The Marty Lingham discovered a bleak
orbit; hooked by a fuchsia dwarf,
perihelion at the customary handful
of millions: cometary, cemetery.
He showed his nasty old teeth to Captain Truck, recognizing another loser, however well disguised. He screwed up his dreadful face, winked.
'An intellectual, am I right, bos'n -?' he began his spiel, stepping craftily into Truck's bee-line.
'If it hadn't been for that,' Truck swore later, 'I might have given him something.'
Inside the Rave, it was a different matter: inside, Tiny Skeffern, the Galaxy's last great musician, was blowing his brains out through his instrument like the contents of a rare egg.

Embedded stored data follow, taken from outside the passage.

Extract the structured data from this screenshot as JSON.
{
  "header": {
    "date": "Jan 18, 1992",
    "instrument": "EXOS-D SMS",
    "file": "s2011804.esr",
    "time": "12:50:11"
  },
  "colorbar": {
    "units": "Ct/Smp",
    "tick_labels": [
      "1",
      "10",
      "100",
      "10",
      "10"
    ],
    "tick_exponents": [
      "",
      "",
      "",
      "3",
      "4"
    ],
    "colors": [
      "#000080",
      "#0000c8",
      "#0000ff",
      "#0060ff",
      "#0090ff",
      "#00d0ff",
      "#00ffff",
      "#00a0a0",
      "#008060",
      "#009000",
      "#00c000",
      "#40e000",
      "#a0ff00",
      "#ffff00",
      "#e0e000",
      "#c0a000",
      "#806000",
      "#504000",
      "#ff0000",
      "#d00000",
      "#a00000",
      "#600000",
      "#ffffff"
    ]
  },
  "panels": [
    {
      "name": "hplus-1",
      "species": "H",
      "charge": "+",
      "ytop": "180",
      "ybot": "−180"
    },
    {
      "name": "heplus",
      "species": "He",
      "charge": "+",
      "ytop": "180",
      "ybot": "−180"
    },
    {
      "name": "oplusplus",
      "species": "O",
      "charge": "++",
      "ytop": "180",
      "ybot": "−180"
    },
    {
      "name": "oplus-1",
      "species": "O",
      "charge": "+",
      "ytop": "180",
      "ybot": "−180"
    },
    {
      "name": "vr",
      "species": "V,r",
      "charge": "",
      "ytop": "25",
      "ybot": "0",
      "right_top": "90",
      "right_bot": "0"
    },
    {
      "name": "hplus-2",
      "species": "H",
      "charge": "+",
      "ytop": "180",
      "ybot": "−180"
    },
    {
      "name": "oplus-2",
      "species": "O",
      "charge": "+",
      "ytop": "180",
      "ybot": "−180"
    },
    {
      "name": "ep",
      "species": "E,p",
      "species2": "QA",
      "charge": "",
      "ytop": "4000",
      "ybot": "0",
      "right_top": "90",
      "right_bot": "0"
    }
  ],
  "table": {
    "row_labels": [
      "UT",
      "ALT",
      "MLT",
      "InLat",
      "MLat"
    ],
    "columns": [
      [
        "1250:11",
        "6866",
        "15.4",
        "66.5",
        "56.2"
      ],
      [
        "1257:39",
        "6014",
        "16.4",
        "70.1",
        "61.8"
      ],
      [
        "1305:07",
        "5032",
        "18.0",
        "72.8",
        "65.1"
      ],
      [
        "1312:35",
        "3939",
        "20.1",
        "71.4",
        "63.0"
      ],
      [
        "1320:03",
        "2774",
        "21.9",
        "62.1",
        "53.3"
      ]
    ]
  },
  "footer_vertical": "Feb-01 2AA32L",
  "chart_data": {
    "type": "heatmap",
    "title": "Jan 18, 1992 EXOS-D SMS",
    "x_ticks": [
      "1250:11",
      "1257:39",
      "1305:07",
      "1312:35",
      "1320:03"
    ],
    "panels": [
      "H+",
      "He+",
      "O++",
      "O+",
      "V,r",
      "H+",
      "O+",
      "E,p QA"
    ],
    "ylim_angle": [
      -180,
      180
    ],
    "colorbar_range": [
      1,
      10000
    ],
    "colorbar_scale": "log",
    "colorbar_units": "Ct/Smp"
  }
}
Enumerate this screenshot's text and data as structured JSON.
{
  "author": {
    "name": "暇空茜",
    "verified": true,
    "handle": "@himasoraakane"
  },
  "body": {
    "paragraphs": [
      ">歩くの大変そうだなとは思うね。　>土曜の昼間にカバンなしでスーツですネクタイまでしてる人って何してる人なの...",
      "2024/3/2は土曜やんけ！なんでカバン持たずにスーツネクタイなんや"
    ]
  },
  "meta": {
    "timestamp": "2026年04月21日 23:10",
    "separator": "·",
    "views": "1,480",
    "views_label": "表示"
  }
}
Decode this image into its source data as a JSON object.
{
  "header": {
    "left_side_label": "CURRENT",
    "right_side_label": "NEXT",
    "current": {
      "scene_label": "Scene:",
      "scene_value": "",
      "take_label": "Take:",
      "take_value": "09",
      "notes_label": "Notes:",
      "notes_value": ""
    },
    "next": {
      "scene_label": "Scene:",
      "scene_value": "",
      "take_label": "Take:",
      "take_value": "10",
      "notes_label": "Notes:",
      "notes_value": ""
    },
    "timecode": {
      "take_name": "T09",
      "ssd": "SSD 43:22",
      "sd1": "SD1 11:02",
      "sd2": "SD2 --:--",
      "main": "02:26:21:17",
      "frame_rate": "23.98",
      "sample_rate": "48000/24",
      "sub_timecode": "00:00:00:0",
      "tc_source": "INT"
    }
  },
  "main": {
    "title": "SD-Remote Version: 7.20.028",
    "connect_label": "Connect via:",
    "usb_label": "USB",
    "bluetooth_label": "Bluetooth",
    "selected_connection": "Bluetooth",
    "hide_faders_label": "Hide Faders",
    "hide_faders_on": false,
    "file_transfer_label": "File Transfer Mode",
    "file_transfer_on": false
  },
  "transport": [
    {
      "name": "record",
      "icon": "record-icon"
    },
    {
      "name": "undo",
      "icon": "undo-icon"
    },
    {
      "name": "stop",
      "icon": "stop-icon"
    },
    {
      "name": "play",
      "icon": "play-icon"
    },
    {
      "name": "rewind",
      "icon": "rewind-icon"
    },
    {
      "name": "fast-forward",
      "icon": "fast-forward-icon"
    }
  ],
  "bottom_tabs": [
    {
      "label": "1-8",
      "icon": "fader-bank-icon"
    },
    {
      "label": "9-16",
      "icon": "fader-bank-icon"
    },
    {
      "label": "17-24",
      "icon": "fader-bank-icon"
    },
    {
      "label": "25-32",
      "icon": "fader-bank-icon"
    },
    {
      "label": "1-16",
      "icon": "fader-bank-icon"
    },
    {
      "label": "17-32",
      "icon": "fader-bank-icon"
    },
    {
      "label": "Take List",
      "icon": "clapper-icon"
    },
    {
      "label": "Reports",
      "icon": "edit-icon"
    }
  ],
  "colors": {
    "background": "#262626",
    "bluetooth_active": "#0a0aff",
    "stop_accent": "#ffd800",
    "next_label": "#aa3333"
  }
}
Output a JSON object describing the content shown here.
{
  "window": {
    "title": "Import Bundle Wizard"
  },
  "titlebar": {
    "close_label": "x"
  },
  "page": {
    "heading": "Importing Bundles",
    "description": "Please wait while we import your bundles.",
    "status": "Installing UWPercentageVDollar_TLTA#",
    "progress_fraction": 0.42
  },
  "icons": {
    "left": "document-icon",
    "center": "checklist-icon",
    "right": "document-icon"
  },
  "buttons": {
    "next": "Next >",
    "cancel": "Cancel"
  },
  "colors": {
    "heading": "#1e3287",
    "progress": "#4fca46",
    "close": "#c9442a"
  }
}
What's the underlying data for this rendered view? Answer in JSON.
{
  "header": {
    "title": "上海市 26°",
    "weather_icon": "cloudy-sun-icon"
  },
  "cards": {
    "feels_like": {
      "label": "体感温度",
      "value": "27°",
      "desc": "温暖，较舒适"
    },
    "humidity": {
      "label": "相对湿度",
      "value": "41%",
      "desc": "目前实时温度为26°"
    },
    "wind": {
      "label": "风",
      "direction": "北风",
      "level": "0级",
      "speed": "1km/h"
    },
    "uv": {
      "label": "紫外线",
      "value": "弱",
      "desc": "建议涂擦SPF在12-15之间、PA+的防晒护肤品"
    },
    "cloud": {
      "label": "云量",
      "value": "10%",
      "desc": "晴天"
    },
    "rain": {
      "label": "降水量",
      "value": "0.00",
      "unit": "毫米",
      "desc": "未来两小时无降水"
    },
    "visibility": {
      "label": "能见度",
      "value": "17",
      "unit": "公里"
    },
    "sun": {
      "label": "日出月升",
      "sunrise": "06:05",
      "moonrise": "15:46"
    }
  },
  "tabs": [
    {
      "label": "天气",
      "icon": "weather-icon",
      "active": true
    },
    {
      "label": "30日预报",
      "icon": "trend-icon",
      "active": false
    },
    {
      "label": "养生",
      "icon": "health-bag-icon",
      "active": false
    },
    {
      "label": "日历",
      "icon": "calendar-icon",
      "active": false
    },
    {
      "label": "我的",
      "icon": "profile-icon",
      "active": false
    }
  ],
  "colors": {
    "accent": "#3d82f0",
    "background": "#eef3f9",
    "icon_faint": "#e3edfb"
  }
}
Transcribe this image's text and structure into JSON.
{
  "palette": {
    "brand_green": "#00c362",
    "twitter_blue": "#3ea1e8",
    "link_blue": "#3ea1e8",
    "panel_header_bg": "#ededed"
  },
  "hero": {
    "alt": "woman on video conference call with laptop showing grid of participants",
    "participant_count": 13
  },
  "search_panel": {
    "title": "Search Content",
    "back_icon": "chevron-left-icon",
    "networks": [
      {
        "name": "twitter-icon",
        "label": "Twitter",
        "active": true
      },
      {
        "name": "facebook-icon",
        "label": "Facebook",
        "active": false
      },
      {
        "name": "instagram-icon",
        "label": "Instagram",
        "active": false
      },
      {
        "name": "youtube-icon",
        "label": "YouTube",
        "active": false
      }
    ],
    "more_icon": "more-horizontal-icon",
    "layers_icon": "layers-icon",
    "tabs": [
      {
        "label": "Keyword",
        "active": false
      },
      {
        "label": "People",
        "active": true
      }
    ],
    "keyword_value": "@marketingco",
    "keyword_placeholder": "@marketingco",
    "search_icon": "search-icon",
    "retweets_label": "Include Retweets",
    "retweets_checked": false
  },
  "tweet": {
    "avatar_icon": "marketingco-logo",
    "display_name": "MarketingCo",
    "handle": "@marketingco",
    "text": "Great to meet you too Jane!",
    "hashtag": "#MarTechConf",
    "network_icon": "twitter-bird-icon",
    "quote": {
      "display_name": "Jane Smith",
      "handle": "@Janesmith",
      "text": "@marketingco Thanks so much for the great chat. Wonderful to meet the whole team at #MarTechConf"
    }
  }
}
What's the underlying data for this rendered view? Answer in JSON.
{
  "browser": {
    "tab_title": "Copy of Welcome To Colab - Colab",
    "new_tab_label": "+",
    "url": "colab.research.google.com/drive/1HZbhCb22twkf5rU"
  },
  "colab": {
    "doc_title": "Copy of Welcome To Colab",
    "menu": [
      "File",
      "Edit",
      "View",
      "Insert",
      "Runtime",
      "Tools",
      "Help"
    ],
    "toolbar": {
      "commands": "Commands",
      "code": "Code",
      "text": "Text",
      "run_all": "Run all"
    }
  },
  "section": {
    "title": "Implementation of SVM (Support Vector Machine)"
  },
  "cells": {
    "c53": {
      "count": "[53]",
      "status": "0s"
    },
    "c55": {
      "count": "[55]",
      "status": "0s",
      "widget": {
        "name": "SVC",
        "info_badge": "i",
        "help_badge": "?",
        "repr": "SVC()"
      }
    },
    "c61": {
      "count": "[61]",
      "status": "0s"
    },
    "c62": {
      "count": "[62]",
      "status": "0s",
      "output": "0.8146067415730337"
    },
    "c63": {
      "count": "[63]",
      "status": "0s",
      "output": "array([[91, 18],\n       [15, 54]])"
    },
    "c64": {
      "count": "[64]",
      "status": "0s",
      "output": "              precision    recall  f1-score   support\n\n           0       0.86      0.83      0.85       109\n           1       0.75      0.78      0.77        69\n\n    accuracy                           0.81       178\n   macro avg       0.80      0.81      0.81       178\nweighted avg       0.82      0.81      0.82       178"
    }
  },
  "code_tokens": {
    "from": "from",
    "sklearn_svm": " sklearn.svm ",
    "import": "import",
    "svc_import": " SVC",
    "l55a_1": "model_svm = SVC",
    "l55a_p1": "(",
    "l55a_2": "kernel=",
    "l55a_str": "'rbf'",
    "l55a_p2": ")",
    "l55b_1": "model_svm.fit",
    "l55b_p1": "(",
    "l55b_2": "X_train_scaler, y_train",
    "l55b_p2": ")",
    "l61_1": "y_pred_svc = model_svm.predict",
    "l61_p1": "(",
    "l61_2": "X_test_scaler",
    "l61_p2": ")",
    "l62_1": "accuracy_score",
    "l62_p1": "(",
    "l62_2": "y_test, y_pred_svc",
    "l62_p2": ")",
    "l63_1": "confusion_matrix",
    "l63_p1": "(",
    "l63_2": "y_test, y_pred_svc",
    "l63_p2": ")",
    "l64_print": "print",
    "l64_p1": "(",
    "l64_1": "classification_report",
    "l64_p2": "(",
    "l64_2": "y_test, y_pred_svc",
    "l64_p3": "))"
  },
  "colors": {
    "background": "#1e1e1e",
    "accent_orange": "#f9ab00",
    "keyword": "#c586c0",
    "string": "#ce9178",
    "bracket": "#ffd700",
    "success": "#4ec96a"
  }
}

John Truck knew him of old. He stood five foot three and slightly built in the Rave's confusion of spots and strobes and kaleidomats, tapping his right foot. His hair was sparse, curly, and blond — at twenty-two years, he already had a bald patch. When he wasn't playing, he was spring-heeled, he was a leaper; when he was, he stayed in one place for minutes on end, giving the ladies a reserved but cheeky smile. He was an enthusiastic loser from way back, and he nodded when Truck came in.
He played a four-hundred-year-old Fender Stratocaster with all the switchgear jammed full on, through a stack of Luthos amps — each one with a guaranteed output of half a kilowatt — and a battery of Hydrogen Line thirty-inch speakers. He had a loose-limbed Denebian queen, all pink flares and slashed sleeves, on bass; his drummer was a local man, looking seedy and aggressive by turns like all good drummers. His sound:
His sound was long-line and hairy, slow and grinding, full of inexplicable little runs and complications. He stalked the Denebian bass through the harmonies; he made sounds like breaking glass and exploding quasars, like dead ships and orbital confrontations and eras of geological upheaval; he made sounds like God.